Why do we give out candy on Halloween?

Fall festivities aren’t just an excuse to eat candy. This time of year is originally dedicated to the celebration of ancestral beliefs.

At the origin of Halloween: an ancestral belief

Putting treats in the spotlight is not new. 3000 years ago, every year, at the dawn of autumn, the Celts celebrated Samhain, one of the four major dates of the Celtic calendar, which would later give birth to Halloween. What was happening during this celebration? The world of the dead visited that of the living.

Why do we give candy on Halloween?

The belief that the dead could invite themselves into the streets and into homes was not without fear among the Celts. Frightened by the idea that malicious ghosts might visit them, offerings of cakes and apples were left at the entrance to their villages. A custom which aimed to calm the deceased and ensure that no reprisals would be inflicted on them.

These offerings have today transformed into a distribution of candy to children, making a terrifying ancestral celebration a festive celebration for the whole family: Halloween.

Halloween in France

If it was the Irish who brought the tradition of Halloween with them to the United States during the great migration movements of the 19th century, it was France Telecom who brought it to France. Indeed, in 1997, France Telecom launched its new mobile phone “Olaween”. The device being orange, 8,000 pumpkins were distributed at Place du Trocadéro in Paris. A marketing event which, in one day, internationalized Halloween as far as France.

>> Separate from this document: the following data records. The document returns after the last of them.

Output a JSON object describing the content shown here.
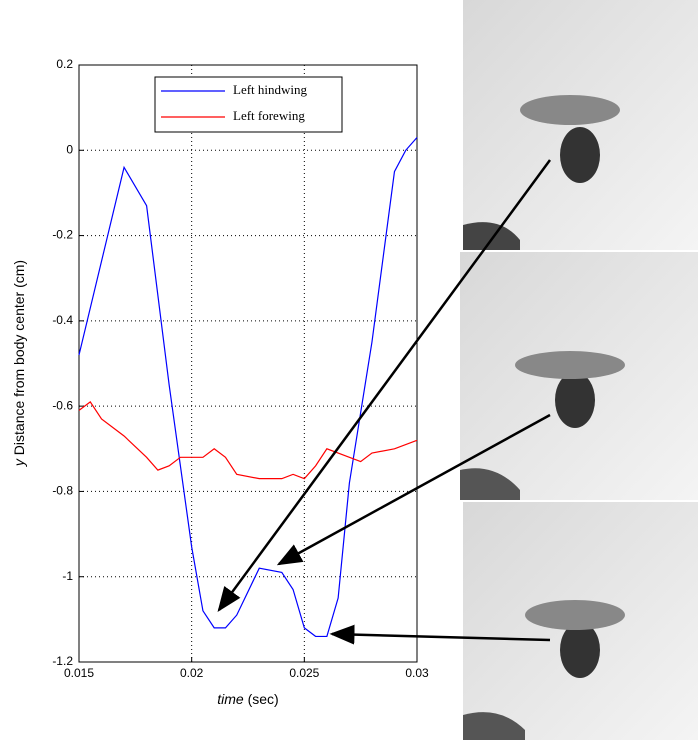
{
  "chart_data": {
    "type": "line",
    "xlabel_var": "time",
    "xlabel_unit": "(sec)",
    "ylabel_var": "y",
    "ylabel_text": "Distance from body center (cm)",
    "xlim": [
      0.015,
      0.03
    ],
    "xticks": [
      0.015,
      0.02,
      0.025,
      0.03
    ],
    "ylim": [
      -1.2,
      0.2
    ],
    "yticks": [
      0.2,
      0,
      -0.2,
      -0.4,
      -0.6,
      -0.8,
      -1,
      -1.2
    ],
    "grid": true,
    "legend": "top",
    "series": [
      {
        "name": "Left hindwing",
        "color": "#0000ff",
        "x": [
          0.015,
          0.017,
          0.018,
          0.019,
          0.02,
          0.0205,
          0.021,
          0.0215,
          0.022,
          0.023,
          0.024,
          0.0245,
          0.025,
          0.0255,
          0.026,
          0.0265,
          0.027,
          0.028,
          0.029,
          0.0295,
          0.03
        ],
        "values": [
          -0.48,
          -0.04,
          -0.13,
          -0.55,
          -0.93,
          -1.08,
          -1.12,
          -1.12,
          -1.09,
          -0.98,
          -0.99,
          -1.03,
          -1.12,
          -1.14,
          -1.14,
          -1.05,
          -0.78,
          -0.45,
          -0.05,
          0.0,
          0.03
        ]
      },
      {
        "name": "Left forewing",
        "color": "#ff0000",
        "x": [
          0.015,
          0.0155,
          0.016,
          0.017,
          0.018,
          0.0185,
          0.019,
          0.0195,
          0.02,
          0.0205,
          0.021,
          0.0215,
          0.022,
          0.023,
          0.024,
          0.0245,
          0.025,
          0.0255,
          0.026,
          0.027,
          0.0275,
          0.028,
          0.029,
          0.03
        ],
        "values": [
          -0.61,
          -0.59,
          -0.63,
          -0.67,
          -0.72,
          -0.75,
          -0.74,
          -0.72,
          -0.72,
          -0.72,
          -0.7,
          -0.72,
          -0.76,
          -0.77,
          -0.77,
          -0.76,
          -0.77,
          -0.74,
          -0.7,
          -0.72,
          -0.73,
          -0.71,
          -0.7,
          -0.68
        ]
      }
    ]
  }
}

Having become a popular holiday, “Halloween” (“All Hallows Even” which means “eve of All Saints’ Day”) no longer really celebrates the dead. Although it takes place the day before November 1, a day dedicated to the memory of the deceased in several European countries including France, it has no link with All Saints’ Day. A day during which it is customary to gather in cemeteries and place a few chrysanthemums, flowers of November 1st.

If there is one country where celebrating the dead is not done halfway, it is in Mexico. There, “El Dia de los Muertos” (“Day of the Dead”) is celebrated on November 1st and 2nd. A religious festival which honors the deceased with songs, face painting, dances and decorations of graves in cemeteries.